2.         L’agent a-t-il omis de tenir compte de l’intérêt supérieur des enfants?

 

[16]           Le demandeur soutient que l’agent n’a pas été réceptif ni attentif ni sensible à l’intérêt supérieur des enfants touchés par la décision lorsqu’il a rejeté sa demande CH. Le demandeur se fonde sur l’arrêt de la Cour d’appel fédérale dans l’affaire Hawthorne, précité, au paragraphe 32, dans laquelle la Cour a résumé la jurisprudence applicable dans les termes suivants :

32.     Il y a eu également consensus sur le fait qu’une agente ne peut démontrer qu’elle a été « récepti[ve], attenti[ve] et sensible » à l’intérêt supérieur d’un enfant touché par la simple mention dans ses motifs qu’elle a pris en compte l’intérêt de l’enfant d’un demandeur CH (Legault, par. 13).
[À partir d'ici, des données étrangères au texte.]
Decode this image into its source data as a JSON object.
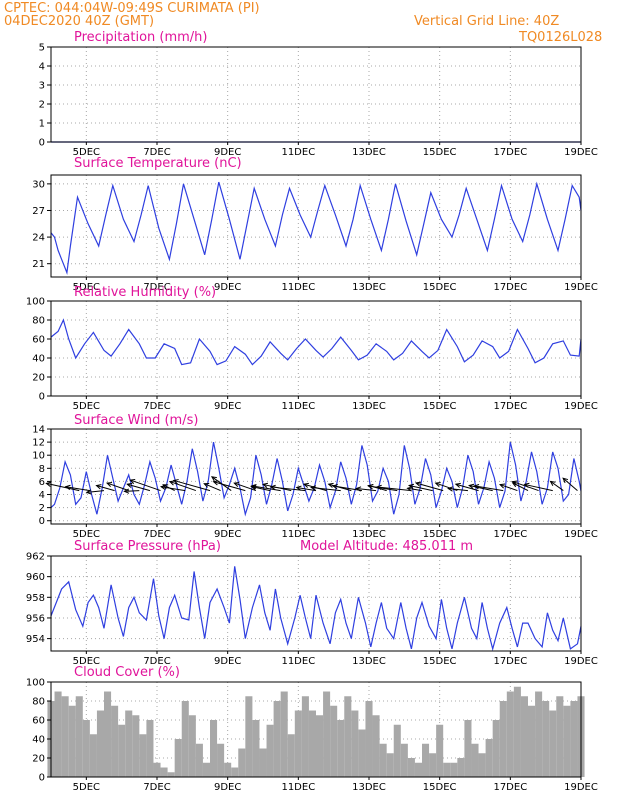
{
  "header": {
    "line1": "CPTEC:   044:04W-09:49S   CURIMATA (PI)",
    "line2": "04DEC2020  40Z  (GMT)",
    "grid_note": "Vertical Grid Line: 40Z",
    "code": "TQ0126L028"
  },
  "colors": {
    "header": "#f08a24",
    "title": "#e0149a",
    "line": "#2f3fe0",
    "bars": "#a8a8a8",
    "arrows": "#000000"
  },
  "x_axis": {
    "day_start": 4.0,
    "day_end": 19.0,
    "tick_days": [
      5,
      7,
      9,
      11,
      13,
      15,
      17,
      19
    ],
    "tick_labels": [
      "5DEC",
      "7DEC",
      "9DEC",
      "11DEC",
      "13DEC",
      "15DEC",
      "17DEC",
      "19DEC"
    ]
  },
  "chart_data": [
    {
      "type": "line",
      "title": "Precipitation (mm/h)",
      "xlabel": "",
      "ylabel": "",
      "ylim": [
        0,
        5
      ],
      "yticks": [
        0,
        1,
        2,
        3,
        4,
        5
      ],
      "grid": true,
      "x": [
        4.0,
        19.0
      ],
      "values": [
        0.0,
        0.0
      ]
    },
    {
      "type": "line",
      "title": "Surface Temperature (nC)",
      "xlabel": "",
      "ylabel": "",
      "ylim": [
        19.5,
        31
      ],
      "yticks": [
        21,
        24,
        27,
        30
      ],
      "grid": true,
      "x": [
        4.0,
        4.1,
        4.2,
        4.3,
        4.45,
        4.55,
        4.75,
        5.05,
        5.35,
        5.55,
        5.75,
        6.05,
        6.35,
        6.55,
        6.75,
        7.05,
        7.35,
        7.55,
        7.75,
        8.05,
        8.35,
        8.55,
        8.75,
        9.05,
        9.35,
        9.55,
        9.75,
        10.05,
        10.35,
        10.55,
        10.75,
        11.05,
        11.35,
        11.55,
        11.75,
        12.05,
        12.35,
        12.55,
        12.75,
        13.05,
        13.35,
        13.55,
        13.75,
        14.05,
        14.35,
        14.55,
        14.75,
        15.05,
        15.35,
        15.55,
        15.75,
        16.05,
        16.35,
        16.55,
        16.75,
        17.05,
        17.35,
        17.55,
        17.75,
        18.05,
        18.35,
        18.55,
        18.75,
        18.95,
        19.0
      ],
      "values": [
        24.5,
        24.0,
        22.5,
        21.5,
        20.0,
        23.0,
        28.5,
        25.5,
        23.0,
        26.5,
        29.8,
        26.0,
        23.5,
        26.5,
        29.8,
        25.0,
        21.5,
        25.5,
        30.0,
        26.0,
        22.0,
        26.0,
        30.2,
        26.0,
        21.5,
        25.5,
        29.5,
        26.0,
        23.0,
        26.5,
        29.5,
        26.5,
        24.0,
        27.0,
        29.8,
        26.5,
        23.0,
        26.0,
        29.8,
        26.0,
        22.5,
        26.0,
        30.0,
        25.8,
        22.0,
        25.5,
        29.0,
        26.0,
        24.0,
        26.5,
        29.5,
        26.0,
        22.5,
        26.0,
        29.8,
        26.0,
        23.5,
        26.5,
        30.0,
        26.0,
        22.5,
        26.0,
        29.8,
        28.5,
        27.0
      ]
    },
    {
      "type": "line",
      "title": "Relative Humidity (%)",
      "xlabel": "",
      "ylabel": "",
      "ylim": [
        0,
        100
      ],
      "yticks": [
        0,
        20,
        40,
        60,
        80,
        100
      ],
      "grid": true,
      "x": [
        4.0,
        4.2,
        4.35,
        4.5,
        4.7,
        4.95,
        5.2,
        5.5,
        5.7,
        5.95,
        6.2,
        6.5,
        6.7,
        6.95,
        7.2,
        7.5,
        7.7,
        7.95,
        8.2,
        8.5,
        8.7,
        8.95,
        9.2,
        9.5,
        9.7,
        9.95,
        10.2,
        10.5,
        10.7,
        10.95,
        11.2,
        11.5,
        11.7,
        11.95,
        12.2,
        12.5,
        12.7,
        12.95,
        13.2,
        13.5,
        13.7,
        13.95,
        14.2,
        14.5,
        14.7,
        14.95,
        15.2,
        15.5,
        15.7,
        15.95,
        16.2,
        16.5,
        16.7,
        16.95,
        17.2,
        17.5,
        17.7,
        17.95,
        18.2,
        18.5,
        18.7,
        18.95,
        19.0
      ],
      "values": [
        62,
        68,
        80,
        60,
        40,
        55,
        67,
        48,
        42,
        55,
        70,
        55,
        40,
        40,
        55,
        50,
        33,
        35,
        60,
        47,
        33,
        37,
        52,
        44,
        33,
        42,
        57,
        45,
        38,
        50,
        60,
        48,
        41,
        50,
        62,
        48,
        38,
        43,
        55,
        47,
        38,
        45,
        58,
        47,
        40,
        48,
        70,
        52,
        36,
        43,
        58,
        52,
        40,
        47,
        70,
        50,
        35,
        40,
        55,
        58,
        43,
        42,
        60
      ]
    },
    {
      "type": "line",
      "title": "Surface Wind (m/s)",
      "xlabel": "",
      "ylabel": "",
      "ylim": [
        -0.5,
        14
      ],
      "yticks": [
        0,
        2,
        4,
        6,
        8,
        10,
        12,
        14
      ],
      "grid": true,
      "x": [
        4.0,
        4.1,
        4.25,
        4.4,
        4.55,
        4.7,
        4.85,
        5.0,
        5.15,
        5.3,
        5.45,
        5.6,
        5.75,
        5.9,
        6.05,
        6.2,
        6.35,
        6.5,
        6.65,
        6.8,
        6.95,
        7.1,
        7.25,
        7.4,
        7.55,
        7.7,
        7.85,
        8.0,
        8.15,
        8.3,
        8.45,
        8.6,
        8.75,
        8.9,
        9.05,
        9.2,
        9.35,
        9.5,
        9.65,
        9.8,
        9.95,
        10.1,
        10.25,
        10.4,
        10.55,
        10.7,
        10.85,
        11.0,
        11.15,
        11.3,
        11.45,
        11.6,
        11.75,
        11.9,
        12.05,
        12.2,
        12.35,
        12.5,
        12.65,
        12.8,
        12.95,
        13.1,
        13.25,
        13.4,
        13.55,
        13.7,
        13.85,
        14.0,
        14.15,
        14.3,
        14.45,
        14.6,
        14.75,
        14.9,
        15.05,
        15.2,
        15.35,
        15.5,
        15.65,
        15.8,
        15.95,
        16.1,
        16.25,
        16.4,
        16.55,
        16.7,
        16.85,
        17.0,
        17.15,
        17.3,
        17.45,
        17.6,
        17.75,
        17.9,
        18.05,
        18.2,
        18.35,
        18.5,
        18.65,
        18.8,
        18.95,
        19.0
      ],
      "values": [
        2.0,
        2.5,
        5.0,
        9.0,
        7.0,
        2.5,
        3.5,
        7.5,
        4.0,
        1.0,
        5.0,
        10.0,
        6.5,
        3.0,
        5.0,
        7.0,
        4.0,
        2.5,
        5.5,
        9.0,
        6.5,
        3.0,
        5.0,
        8.5,
        5.5,
        2.5,
        6.0,
        11.0,
        7.5,
        3.0,
        6.0,
        12.0,
        8.0,
        3.5,
        5.5,
        8.0,
        5.0,
        1.0,
        3.5,
        10.0,
        7.0,
        2.5,
        5.5,
        9.5,
        6.0,
        1.5,
        4.0,
        8.0,
        5.5,
        3.0,
        5.0,
        8.5,
        6.0,
        2.0,
        4.5,
        9.0,
        6.5,
        2.5,
        5.5,
        11.5,
        8.5,
        3.0,
        4.5,
        8.0,
        6.0,
        1.0,
        4.0,
        11.5,
        8.0,
        2.5,
        5.0,
        9.5,
        7.0,
        2.0,
        4.5,
        8.0,
        6.0,
        2.0,
        5.0,
        10.0,
        7.5,
        2.5,
        5.0,
        9.0,
        6.5,
        2.0,
        4.5,
        12.0,
        8.5,
        3.0,
        6.0,
        10.5,
        7.5,
        2.5,
        5.0,
        10.5,
        8.0,
        3.0,
        4.0,
        9.5,
        6.0,
        4.5
      ]
    },
    {
      "type": "line",
      "title": "Surface Pressure (hPa)",
      "annotation": "Model Altitude: 485.011 m",
      "xlabel": "",
      "ylabel": "",
      "ylim": [
        952.8,
        962
      ],
      "yticks": [
        954,
        956,
        958,
        960,
        962
      ],
      "grid": true,
      "x": [
        4.0,
        4.15,
        4.3,
        4.5,
        4.7,
        4.9,
        5.05,
        5.2,
        5.35,
        5.5,
        5.7,
        5.9,
        6.05,
        6.2,
        6.35,
        6.5,
        6.7,
        6.9,
        7.05,
        7.2,
        7.35,
        7.5,
        7.7,
        7.9,
        8.05,
        8.2,
        8.35,
        8.5,
        8.7,
        8.9,
        9.05,
        9.2,
        9.35,
        9.5,
        9.7,
        9.9,
        10.05,
        10.2,
        10.35,
        10.5,
        10.7,
        10.9,
        11.05,
        11.2,
        11.35,
        11.5,
        11.7,
        11.9,
        12.05,
        12.2,
        12.35,
        12.5,
        12.7,
        12.9,
        13.05,
        13.2,
        13.35,
        13.5,
        13.7,
        13.9,
        14.05,
        14.2,
        14.35,
        14.5,
        14.7,
        14.9,
        15.05,
        15.2,
        15.35,
        15.5,
        15.7,
        15.9,
        16.05,
        16.2,
        16.35,
        16.5,
        16.7,
        16.9,
        17.05,
        17.2,
        17.35,
        17.5,
        17.7,
        17.9,
        18.05,
        18.2,
        18.35,
        18.5,
        18.7,
        18.9,
        19.0
      ],
      "values": [
        956.2,
        957.5,
        958.8,
        959.5,
        956.8,
        955.2,
        957.5,
        958.2,
        957.0,
        955.0,
        959.2,
        956.0,
        954.2,
        957.0,
        958.0,
        956.5,
        955.8,
        959.8,
        956.2,
        954.0,
        957.0,
        958.2,
        956.0,
        955.8,
        960.5,
        957.0,
        954.0,
        957.5,
        958.8,
        957.0,
        955.5,
        961.0,
        957.8,
        954.0,
        957.0,
        959.2,
        956.5,
        954.8,
        958.8,
        956.0,
        953.5,
        956.0,
        958.2,
        956.0,
        954.0,
        958.2,
        955.5,
        953.5,
        956.5,
        957.8,
        955.5,
        954.0,
        958.0,
        955.5,
        953.2,
        955.5,
        957.5,
        955.0,
        954.0,
        957.5,
        955.0,
        953.0,
        956.0,
        957.5,
        955.2,
        954.0,
        957.8,
        955.0,
        953.0,
        955.5,
        958.0,
        955.0,
        954.0,
        957.5,
        955.0,
        953.0,
        955.5,
        957.0,
        955.0,
        953.2,
        955.5,
        955.5,
        954.0,
        953.2,
        956.5,
        954.8,
        953.8,
        956.0,
        953.0,
        953.5,
        955.2
      ]
    },
    {
      "type": "bar",
      "title": "Cloud Cover (%)",
      "xlabel": "",
      "ylabel": "",
      "ylim": [
        0,
        100
      ],
      "yticks": [
        0,
        20,
        40,
        60,
        80,
        100
      ],
      "grid": true,
      "x": [
        4.0,
        4.2,
        4.4,
        4.6,
        4.8,
        5.0,
        5.2,
        5.4,
        5.6,
        5.8,
        6.0,
        6.2,
        6.4,
        6.6,
        6.8,
        7.0,
        7.2,
        7.4,
        7.6,
        7.8,
        8.0,
        8.2,
        8.4,
        8.6,
        8.8,
        9.0,
        9.2,
        9.4,
        9.6,
        9.8,
        10.0,
        10.2,
        10.4,
        10.6,
        10.8,
        11.0,
        11.2,
        11.4,
        11.6,
        11.8,
        12.0,
        12.2,
        12.4,
        12.6,
        12.8,
        13.0,
        13.2,
        13.4,
        13.6,
        13.8,
        14.0,
        14.2,
        14.4,
        14.6,
        14.8,
        15.0,
        15.2,
        15.4,
        15.6,
        15.8,
        16.0,
        16.2,
        16.4,
        16.6,
        16.8,
        17.0,
        17.2,
        17.4,
        17.6,
        17.8,
        18.0,
        18.2,
        18.4,
        18.6,
        18.8,
        19.0
      ],
      "values": [
        80,
        90,
        85,
        75,
        85,
        60,
        45,
        70,
        90,
        75,
        55,
        70,
        65,
        45,
        60,
        15,
        10,
        5,
        40,
        80,
        65,
        35,
        15,
        60,
        35,
        15,
        10,
        30,
        85,
        60,
        30,
        55,
        80,
        90,
        45,
        70,
        85,
        70,
        65,
        90,
        75,
        60,
        85,
        70,
        50,
        80,
        65,
        35,
        25,
        55,
        35,
        20,
        15,
        35,
        25,
        55,
        15,
        15,
        20,
        60,
        35,
        25,
        40,
        60,
        80,
        90,
        95,
        85,
        75,
        90,
        80,
        70,
        85,
        75,
        80,
        85
      ]
    }
  ],
  "wind_vectors": {
    "x": [
      4.8,
      5.1,
      5.5,
      5.8,
      6.2,
      6.5,
      6.8,
      7.1,
      7.5,
      7.8,
      8.1,
      8.5,
      8.8,
      9.1,
      9.5,
      9.8,
      10.2,
      10.5,
      10.8,
      11.2,
      11.5,
      11.8,
      12.2,
      12.5,
      12.8,
      13.2,
      13.5,
      13.8,
      14.2,
      14.5,
      14.8,
      15.1,
      15.5,
      15.8,
      16.1,
      16.5,
      16.8,
      17.2,
      17.5,
      17.8,
      18.2,
      18.5,
      18.9
    ],
    "speed": [
      7,
      5,
      3.5,
      4,
      5,
      3,
      5,
      7,
      3,
      5,
      6,
      8,
      4,
      6,
      7,
      5,
      4,
      6,
      6,
      7,
      4,
      5,
      6,
      5,
      6,
      4,
      4,
      6,
      7,
      3,
      5,
      6,
      5,
      4,
      5,
      5,
      6,
      4,
      4,
      6,
      6,
      4,
      5
    ],
    "dir_deg": [
      200,
      195,
      170,
      205,
      210,
      175,
      205,
      210,
      220,
      195,
      210,
      205,
      215,
      230,
      205,
      210,
      200,
      195,
      200,
      190,
      195,
      205,
      190,
      205,
      195,
      190,
      205,
      195,
      190,
      195,
      200,
      205,
      210,
      190,
      205,
      200,
      195,
      210,
      220,
      210,
      200,
      230,
      235
    ]
  }
}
L’intérêt de l’enfant doit plutôt être « bien identifié et défini » (Legault, par. 12) et « examiné avec beaucoup d’attention » (Legault, par. 31) car, ainsi que l’a affirmé clairement la Cour suprême, l’intérêt supérieur de l’enfant constitue « un facteur important » auquel on doit accorder un « poids considérable » (Baker, par. 75) dans l’exercice du pouvoir discrétionnaire sous le régime du paragraphe 114(2).

 

[17]           Le demandeur se fonde également sur la décision dans Kolosovs c. Canada (Ministre de la Citoyenneté et de l’Immigration), 2008 CF 165, où le juge Campbell a conclu qu’« être réceptif » signifie que l’agent doit montrer qu’il est au courant de l’intérêt supérieur de l’enfant en indiquant les manières dont cet intérêt entre en jeu. Le juge Campbell a également indiqué qu’« être attentive » signifie que l’agent doit considérer les facteurs qui font intervenir l’intérêt supérieur d’un enfant dans leur contexte intégral, et que la relation entre les facteurs en question et les autres circonstances du dossier doit être parfaitement comprise. En outre, pour montrer qu’il est sensible à l’intérêt de l’enfant, l’agent doit pouvoir exposer clairement les épreuves qui résulteront pour l’enfant d’une décision défavorable, puis dire ensuite si, compte tenu également des autres facteurs, les épreuves en question justifient une dispense pour motifs d’ordre humanitaire.

                  

[18]           Le demandeur prétend que l’agent n’a pas tenu compte de l’intérêt des enfants en l’espèce, qu’il n’a que repris les motifs qu’il avait invoqués à l’appui de sa demande CH et qu’il n’a fait qu’une brève mention de l’incidence qu’aurait le renvoi sur les enfants. Le demandeur soutient que l’agent n’a pas identifié ni défini l’intérêt supérieur des enfants et qu’il n’en a pas tenu suffisamment compte, comme le prescrit l’arrêt Hawthorne.

 

[19]           Le défendeur allègue que, bien que l’intérêt supérieur des enfants constitue un facteur important, celui-ci n’est pas déterminant (Hawthorne, précité). L’intérêt supérieur des enfants doit plutôt être évalué en fonction d’autres facteurs. Le défendeur soutient que l’agent a procédé à la pondération des facteurs et à l’examen de la demande d’asile du demandeur qui a été rejetée, de sa demande d’ERAR qui a aussi été rejetée et des rapports psychologiques.

 

[20]           Le défendeur soutient que l’agent s’est nettement penché sur l’intérêt supérieur des enfants, indiquant que l’incidence de l’expulsion sur les enfants constitue l’une des parties principales des motifs de la décision de l’agent. Selon le défendeur, il ressort des motifs de l’agent que celui-ci a  examiné les facteurs particuliers de l’espèce, le contexte entourant les difficultés et les épreuves qui résulteraient d’une décision défavorable, ce qui montre que l’agent a été tout à fait réceptif, attentif et sensible à l’intérêt supérieur des enfants.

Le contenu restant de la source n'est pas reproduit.